How would you describe your sports coverage?

Answer:

We are putting an emphasis back on sports again. We are the only station who sent a camera out to Seattle with St. Joe’s. There’s the sports side of sports, but the people side too. CBS3 is particularly interested in the people side of sports. Maybe we’ll highlight a story during Lunch with Leslie instead of standard sports highlights on the 5 p.m. news.

Question:

You receive 600 emails and more a day so how do we really get you to open the email? How do you feel about phone calls?

Answer:

Email is better because you can catch up quicker than voicemail. When sending a pitch, John can tell what’s national or local. Frankly – it’s in the subject. “Possible Good Question” is a good subject. Adding Philadelphia to the subject line is good to get him to open the email.

Question:

I find it interesting that KYW Newsradio and CBS3 are partnering. Are you doing more of this?

Answer:

Yes, it goes both ways. Both news rooms are mirror images of each other. Someone from KYW Newsradio is in the CBS morning meeting!

Question:

There were more opportunity for sponsored content on Talk Philly at noon. Probably 80% was sponsored content. Why did it stop?

Answer:

We wanted to get back to the news; it was just too fluffy.  When John is questioning if it’s news or fluff, his criteria is if a story is a waste of time. He wants the story to be meaningful. If his brain switches from work to interest, its news. Unfortunately, there is no homerun formula. Sometimes you hit it and sometimes you don’t.

Question:

Health reporters seem adverse to a health awareness angle unless it’s during the specialty month. Next week is osteopathic medicine week so would next week be a good pitching opportunity to do a story on a correlating procedure?

Answer:

John responded that he wants to know how new and radical the procedure might be. Is there something new or different here? Is there a new trend or is it affected by a new insurance law? Make awareness week the chance to talk about newsworthiness or trends etc.

Question:

Thinking about your Grammy promo piece, how can we help you tie into the national trends and national stories with a local story? How do we know other trends that are coming that we can help you with?

Answer:

Some of the stories, we should just know. For example, the Masters are known, the Superbowl is known. We should follow the headlines. Here’s an example that may not have been a homerun but was. James Corden was doing a prime time special on carpool karaoke. So what makes it newsworthy to us? We did a local carpool karaoke story with Tori. It was right around the time that the Pope was in town so we got the big people who were here!

Follow Up Question:

Would you ever tweet out that you’re looking for something?

Answer:

Nah, we’re more about building that relationship with the assignment desk.

Question:

What’s the mood in the room to the arts coverage?

Answer:

Let’s get Tori access to your arts stories but there’s got to be a story there as well. For example, maybe the lead in the nutcracker has some amazing story on her life and how she got there.

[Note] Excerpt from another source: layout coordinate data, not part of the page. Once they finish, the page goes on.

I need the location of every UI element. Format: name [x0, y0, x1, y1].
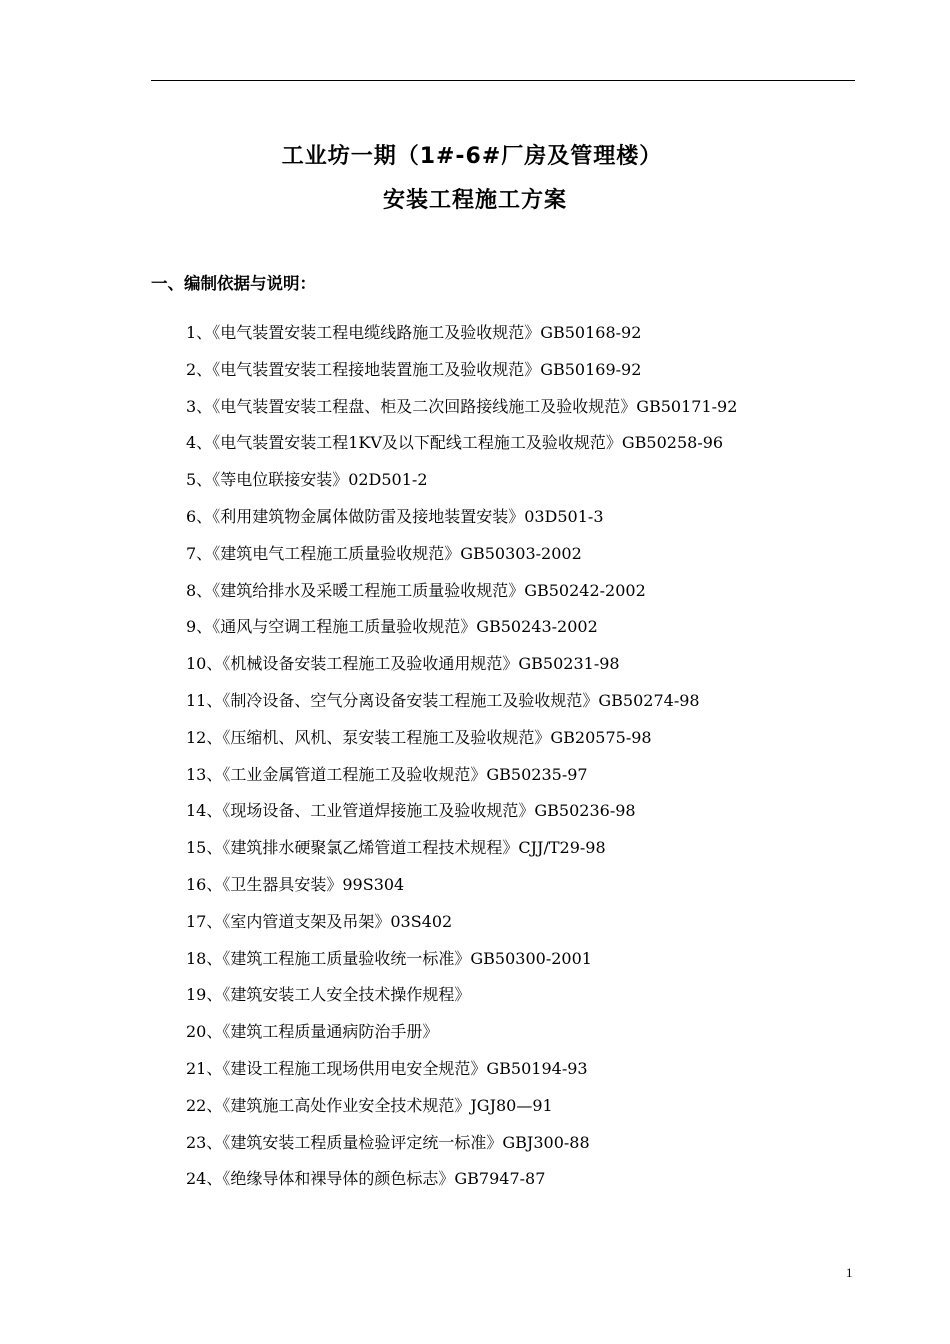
list-item: [186, 651, 737, 688]
list-item: [186, 1019, 737, 1056]
reference-list: [186, 320, 737, 1203]
list-item: [186, 1166, 737, 1203]
list-item: [186, 430, 737, 467]
list-item-text: 《卫生器具安装》99S304: [222, 874, 405, 894]
list-item-text: 《建筑工程质量通病防治手册》: [222, 1022, 439, 1042]
header-rule: [151, 80, 855, 81]
list-item: [186, 578, 737, 615]
list-item-text: 《工业金属管道工程施工及验收规范》GB50235-97: [222, 764, 588, 784]
list-item: [186, 872, 737, 909]
list-item: [186, 1130, 737, 1167]
list-item-number: 5、: [186, 470, 213, 490]
list-item-text: 《建筑安装工人安全技术操作规程》: [222, 985, 471, 1005]
list-item: [186, 946, 737, 983]
list-item-number: 1、: [186, 323, 213, 342]
list-item-text: 《电气装置安装工程接地装置施工及验收规范》GB50169-92: [212, 359, 642, 379]
list-item-text: 《建筑施工高处作业安全技术规范》JGJ80—91: [222, 1095, 553, 1115]
list-item-number: 17、: [186, 911, 223, 931]
list-item-number: 19、: [186, 985, 223, 1005]
list-item-number: 24、: [186, 1169, 223, 1189]
list-item-text: 《建设工程施工现场供用电安全规范》GB50194-93: [222, 1058, 588, 1078]
list-item-number: 23、: [186, 1132, 223, 1152]
list-item-number: 16、: [186, 874, 223, 894]
list-item: [186, 504, 737, 541]
list-item-number: 21、: [186, 1058, 223, 1078]
list-item-number: 7、: [186, 543, 213, 563]
list-item-number: 9、: [186, 617, 213, 637]
list-item-text: 《建筑给排水及采暖工程施工质量验收规范》GB50242-2002: [212, 580, 646, 600]
list-item-number: 18、: [186, 948, 223, 968]
list-item-number: 13、: [186, 764, 223, 784]
list-item-number: 3、: [186, 396, 213, 416]
list-item-text: 《利用建筑物金属体做防雷及接地装置安装》03D501-3: [212, 506, 604, 526]
list-item-text: 《建筑排水硬聚氯乙烯管道工程技术规程》CJJ/T29-98: [222, 838, 606, 858]
list-item: [186, 467, 737, 504]
list-item-text: 《机械设备安装工程施工及验收通用规范》GB50231-98: [222, 654, 620, 674]
list-item-text: 《压缩机、风机、泵安装工程施工及验收规范》GB20575-98: [222, 727, 652, 747]
list-item: [186, 725, 737, 762]
list-item: [186, 541, 737, 578]
list-item-number: 12、: [186, 727, 223, 747]
list-item: [186, 688, 737, 725]
list-item: [186, 982, 737, 1019]
list-item-number: 15、: [186, 838, 223, 858]
list-item: [186, 835, 737, 872]
list-item-text: 《室内管道支架及吊架》03S402: [222, 911, 453, 931]
list-item: [186, 357, 737, 394]
list-item-number: 8、: [186, 580, 213, 600]
list-item-text: 《现场设备、工业管道焊接施工及验收规范》GB50236-98: [222, 801, 636, 821]
list-item: [186, 394, 737, 431]
list-item-number: 22、: [186, 1095, 223, 1115]
list-item: [186, 762, 737, 799]
list-item: [186, 320, 737, 357]
document-title: 工业坊一期（1#-6#厂房及管理楼）: [281, 144, 663, 169]
list-item-text: 《绝缘导体和裸导体的颜色标志》GB7947-87: [222, 1169, 546, 1189]
list-item-text: 《电气装置安装工程盘、柜及二次回路接线施工及验收规范》GB50171-92: [212, 396, 738, 416]
list-item-text: 《建筑电气工程施工质量验收规范》GB50303-2002: [212, 543, 582, 563]
list-item: [186, 798, 737, 835]
list-item-text: 《通风与空调工程施工质量验收规范》GB50243-2002: [212, 617, 598, 637]
list-item-number: 4、: [186, 433, 213, 453]
section-heading: 一、编制依据与说明：: [151, 274, 316, 293]
list-item-text: 《建筑安装工程质量检验评定统一标准》GBJ300-88: [222, 1132, 590, 1152]
list-item: [186, 909, 737, 946]
list-item-number: 14、: [186, 801, 223, 821]
list-item: [186, 614, 737, 651]
list-item-number: 11、: [186, 690, 223, 710]
list-item-text: 《建筑工程施工质量验收统一标准》GB50300-2001: [222, 948, 592, 968]
list-item-number: 20、: [186, 1022, 223, 1042]
document-subtitle: 安装工程施工方案: [382, 188, 567, 213]
list-item-number: 6、: [186, 506, 213, 526]
list-item-number: 2、: [186, 359, 213, 379]
list-item-text: 《等电位联接安装》02D501-2: [212, 470, 428, 490]
list-item: [186, 1056, 737, 1093]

All in all, it was an amazing morning. I’ll leave you with the words that Margaret left us with: She would love for us to call her and tell her there’s a huge story breaking down the street but she also now wants us to remember as we work for our clients that CBS3 is doing something different now. She wants us to think while we’re in our meetings, “You know, CBS3 will do this because they’re doing something different now. They aren’t doing all hard edge stuff.”

Hope Horwitz is the Vice President of Sharla Feldscher Public Relations and a long-time PPRA member.